I remember at one point worrying about the scope of her project on domestic violence, which was requiring so much travel and energy.  But as we sat at lunch talking it over, she looked at me, raised an eyebrow, and asked me why it was so hard to get anthropologists interested in indicators.  (So obviously I had way underestimated her energy!)  This issue of indicators was really important, she stressed, how could it be so hard to get anthropologists to see that?  And before long, I found myself helping her and Kim Scheppele organize a conference at Princeton on …. Indicators!  They brought together a riveting mix of policymakers and academics from all kinds of fields, and I think a lot of us began to see the light on why it was so important.

The combined sense of urgency and raw intellectual interest were joined in Sally with enormous generosity to colleagues, students, and the many fields in which she was a force.  I swear there was a period of time when Sally and Carol Greenhouse between them were quietly covering a huge percentage of the tenure, journal article, and book manuscript reviews in our field while also taking care of their own scholarship and teaching and other service.  (Of course, before and since then the list of names of contributors to those endeavors is enormous, and I in no way want to slight them.)

I got to see this close up when I worked with a group of law-and-society scholars, many of whom taught in law schools, in founding the New Legal Realism movement.  Sally was there from the opening conference to the most recent two-volume set of NLR books, one of which she co-edited along with Heinz Klug.  She saw immediately why translating sociolegal research within the legal academy might be important for the field, and she gave of her increasingly limited time without hesitation.

Sally once told me that by the time she was finishing any particular project she was bored with it – not, as with so many of us, because she was mired down in the current project, but because she’d already wrapped her mind around the next one and was impatient to get on with that.  She had a restless and searching intellect, and she took all of us along for the journey.  It wasn’t enough to just do a project on her own; she created networks and mentored younger scholars.  Her grants for the Indicators project went way beyond funding her own individual research.  And of course, she took leadership roles in the American Anthropological Association – and the Association for Political and Legal Anthropology – as well as being President of the Law & Society Association.  But you’d never know it, because she was more interested in talking about ideas than about her accomplishments.

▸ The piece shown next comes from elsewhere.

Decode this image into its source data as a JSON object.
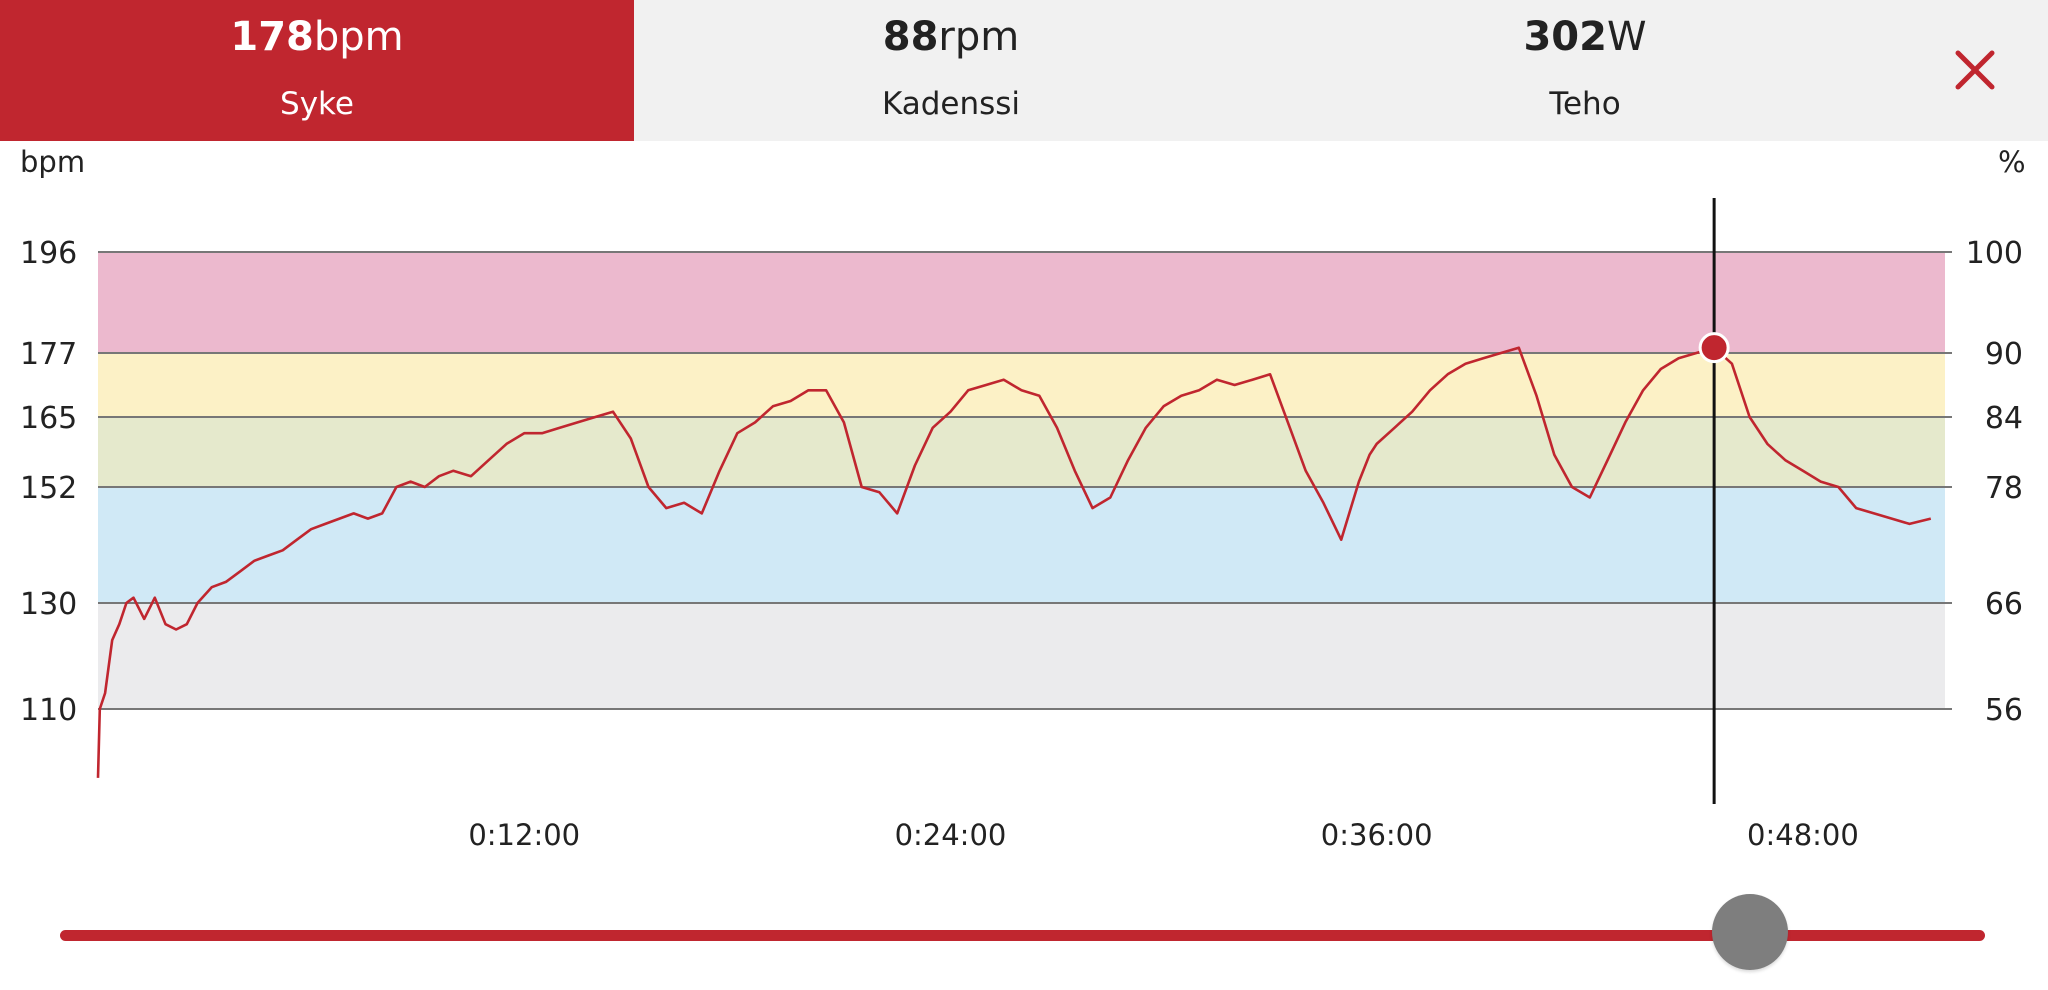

I visited Sally at her home in the summer of 2019, on a trip out east.  Like many others, I had been really worried about how much she was taking on when we knew she was ill.  But then, it was as if the work and the projects and the students and the colleagues energized her, gave her strength.  I found her upbeat and full of ideas, as usual.  And so, even though I knew the odds weren’t in her favor, it was still a huge shock to learn that she was running out of time at the end of this summer, and just heartbreaking to receive a message from her saying goodbye.  It has been an incredible gift to have her in my life all these years, as for so many others, as for our entire field.  She’ll live on in her work but also in the seeds she planted – deeply grounded in the best of theory and practice, nurtured in her students and colleagues, and ongoing in ideas still just beginning to take root and influence where we’re going next.